The US Department of Education said in court filings that the fiscal integrity of the federal education loan program requires people to repay debts unless they are in “the most dire circumstances” and can show they can’t make payments now or in the future.
The nation’s student loan debt currently exceeds $1.2 trillion and, according to statistics released by the government last fall, the percentage of students defaulting on loans within three years of beginning repayment was 11.8 percent. Those who default may have their wages or Social Security checks garnished.
The department has been steering those who have difficulty paying into income-based repayment plans, which may require minimal or no monthly payments. The remainder of the debt is canceled after 25 years.
Critics say the program might benefit those who temporarily can’t pay but is detrimental to those who cannot pay over the long term. Interest is added to the debt during nonpayment periods, and borrowers may face a tax liability after the debt is canceled.
Murphy, who initially represented himself and was appointed a lawyer pro bono by the appeals court, declined to comment on his case.
Parent Plus loans are not eligible for the income-based repayment plan. But, Murphy testified that after he filed his bankruptcy claim, he was advised he would qualify if he consolidated his loans under the Department of Education’s William D. Ford program. Based on his current situation, his monthly payments would be $0.
Murphy said he declined because he estimated that his debt would grow from $247,000 to more than $500,000 over 15 years, as interest accrued, and he could face a potential tax penalty of $10,000 when his debt was forgiven.
Lawyers for Educational Credit Management Corp. disputed Murphy’s calculations.
Most courts rely on one of two tests when defining hardship. The Brunner test, which is most common, was established in a 1987 case involving a New York woman who tried to erase her college debt two months after graduating.
It requires a borrower to show that he can’t maintain a minimal standard of living for himself and his dependents if forced to repay the loan, additional circumstances make it unlikely he’ll be able to pay in the future, and he has made a good faith effort to pay the debt.
Some courts have gone further, requiring that borrowers have a “certainty of hopelessness” or suffer total incapacity.
The second test used by courts, which is similar, is called the “totality of the circumstances” test. It considers a debtor’s past, present, and future financial resources, living expenses, and any other facts and relevant circumstances surrounding each particular bankruptcy case.
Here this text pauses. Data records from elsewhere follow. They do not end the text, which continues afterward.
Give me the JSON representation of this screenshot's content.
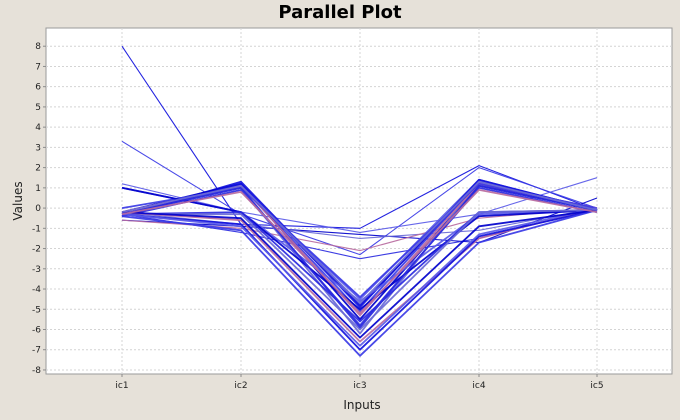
{
  "chart_data": {
    "type": "line",
    "title": "Parallel Plot",
    "xlabel": "Inputs",
    "ylabel": "Values",
    "categories": [
      "ic1",
      "ic2",
      "ic3",
      "ic4",
      "ic5"
    ],
    "ylim": [
      -8.2,
      8.9
    ],
    "yticks": [
      8,
      7,
      6,
      5,
      4,
      3,
      2,
      1,
      0,
      -1,
      -2,
      -3,
      -4,
      -5,
      -6,
      -7,
      -8
    ],
    "grid": true,
    "legend": "none",
    "series": [
      {
        "values": [
          8.0,
          -0.8,
          -1.0,
          2.1,
          -0.1
        ]
      },
      {
        "values": [
          3.3,
          -0.3,
          -2.3,
          2.0,
          0.0
        ]
      },
      {
        "values": [
          1.2,
          -0.2,
          -1.2,
          -0.3,
          1.5
        ]
      },
      {
        "values": [
          -0.6,
          -0.9,
          -1.3,
          -1.7,
          0.5
        ]
      },
      {
        "values": [
          -0.3,
          -1.2,
          -2.5,
          -1.5,
          0.0
        ]
      },
      {
        "values": [
          -0.2,
          -0.8,
          -1.5,
          -1.1,
          0.0
        ]
      },
      {
        "values": [
          -0.6,
          -1.0,
          -2.1,
          -0.5,
          0.0
        ]
      },
      {
        "values": [
          -0.4,
          1.3,
          -4.8,
          1.2,
          -0.1
        ]
      },
      {
        "values": [
          -0.3,
          1.1,
          -5.1,
          1.3,
          -0.1
        ]
      },
      {
        "values": [
          -0.3,
          1.0,
          -4.5,
          1.4,
          -0.1
        ]
      },
      {
        "values": [
          -0.2,
          1.2,
          -5.5,
          1.1,
          -0.1
        ]
      },
      {
        "values": [
          -0.4,
          0.9,
          -5.8,
          1.0,
          -0.2
        ]
      },
      {
        "values": [
          -0.3,
          1.0,
          -6.2,
          1.3,
          -0.1
        ]
      },
      {
        "values": [
          -0.2,
          1.1,
          -5.3,
          1.2,
          0.0
        ]
      },
      {
        "values": [
          -0.4,
          1.2,
          -4.9,
          1.4,
          -0.1
        ]
      },
      {
        "values": [
          0.0,
          1.0,
          -4.4,
          1.2,
          0.0
        ]
      },
      {
        "values": [
          1.0,
          -0.2,
          -4.6,
          -0.3,
          -0.1
        ]
      },
      {
        "values": [
          1.0,
          -0.2,
          -5.0,
          -0.4,
          -0.1
        ]
      },
      {
        "values": [
          -0.3,
          -0.2,
          -5.6,
          -0.2,
          -0.1
        ]
      },
      {
        "values": [
          -0.3,
          -0.3,
          -6.0,
          -0.2,
          -0.1
        ]
      },
      {
        "values": [
          -0.2,
          -0.6,
          -6.6,
          -1.5,
          0.0
        ]
      },
      {
        "values": [
          -0.3,
          -0.8,
          -7.0,
          -1.4,
          -0.1
        ]
      },
      {
        "values": [
          -0.4,
          -1.1,
          -7.3,
          -1.7,
          -0.1
        ]
      },
      {
        "values": [
          -0.3,
          -0.9,
          -6.8,
          -1.3,
          0.0
        ]
      },
      {
        "values": [
          -0.2,
          -0.5,
          -6.4,
          -0.9,
          -0.1
        ]
      },
      {
        "values": [
          -0.3,
          1.0,
          -5.9,
          1.1,
          -0.1
        ]
      },
      {
        "values": [
          -0.2,
          1.1,
          -4.7,
          1.3,
          -0.1
        ]
      },
      {
        "values": [
          -0.3,
          0.8,
          -5.2,
          0.9,
          -0.2
        ]
      }
    ],
    "colors": {
      "plot_bg": "#ffffff",
      "page_bg": "#e6e1d9",
      "grid": "#d4d4d4",
      "axis": "#8c8c8c",
      "lines": [
        "#1010dd",
        "#3a3ae6",
        "#5a5ae8",
        "#0000cc",
        "#2b2be0",
        "#6a6ad6",
        "#b86ba0"
      ]
    }
  }
}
Others burdened by student debt have won in court. In December, a bankruptcy judge discharged nearly $50,000 in student loan debt owed by a Fall River couple — the woman is legally blind and her husband is disabled.
In 2014, a Methuen man who was permanently disabled and a Chelsea woman who was diagnosed with pancreatic cancer had their student loan debts discharged by a bankruptcy judge.
Another case that was brought by a Groton couple and closely resembled Murphy’s was dismissed by a bankruptcy judge last year after a settlement was reached. The couple, who borrowed Parent Plus loans totalling $263,756 in principal to send their three children to college and still owed $337,479 — despite paying $98,000 toward the debt — agreed to enter an income-based repayment plan.